Volume 1 – Arco 5
Capítulo 48: Presente de Despedida
— Tonta... só... um pouco tonta... — respondeu Xin.
Sua voz era surpreendente. Meiga, doce, suave, e ao mesmo tempo, frágil, como a de uma criança que aprende a falar após um longo silêncio.
Ela olhou ao redor, confusa, percebendo os olhos arregalados e bocas semiabertas de todos ao seu redor.
— O que foi? — perguntou, franzindo o cenho, desconfiada.

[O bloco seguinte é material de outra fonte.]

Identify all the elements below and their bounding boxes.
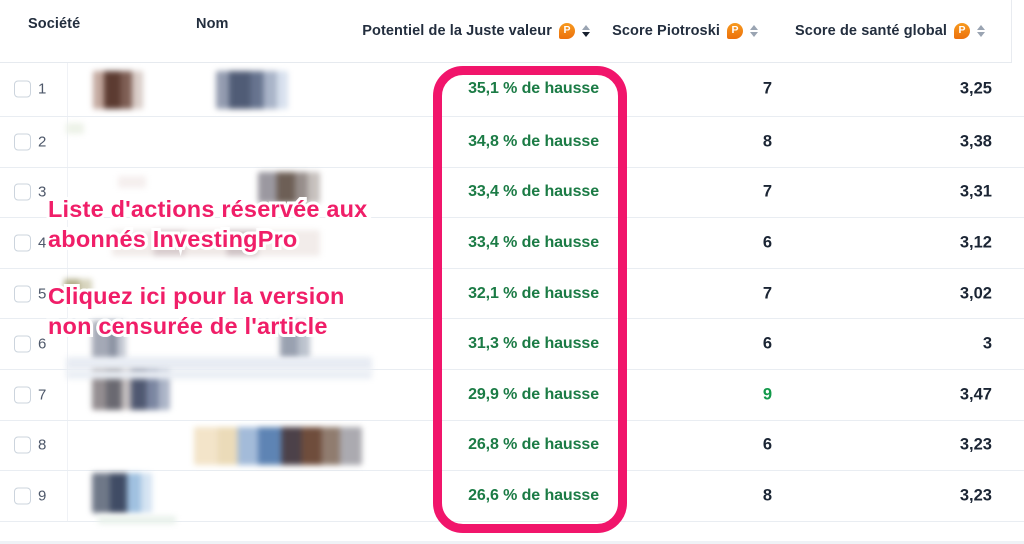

— Xin, você... você acabou de falar — disse Erina, boquiaberta.
— Como em toda a nossa viagem — respondeu com naturalidade.
Por um instante, todos se entreolharam, sentindo um desconforto inexplicável, como se as próprias lembranças estivessem distorcidas. Uma sensação estranha, de algo que não deveria ser assim, mas que agora parecia óbvio.
Zhen se aproximou, trazendo uma jarra de água nas mãos.
— As memórias dela ainda estão embaralhadas — explicou, enquanto entregava a jarra. — Tome, você vai precisar.
— Quem é vo... Cof! Cof! Cof! Você? Cof! Cof! — A tosse surgiu repentinamente, rasgando sua garganta ainda enfraquecida.
Sem pensar duas vezes, Xin virou a jarra goela abaixo, bebendo tudo de uma vez, como se sua vida dependesse daquilo.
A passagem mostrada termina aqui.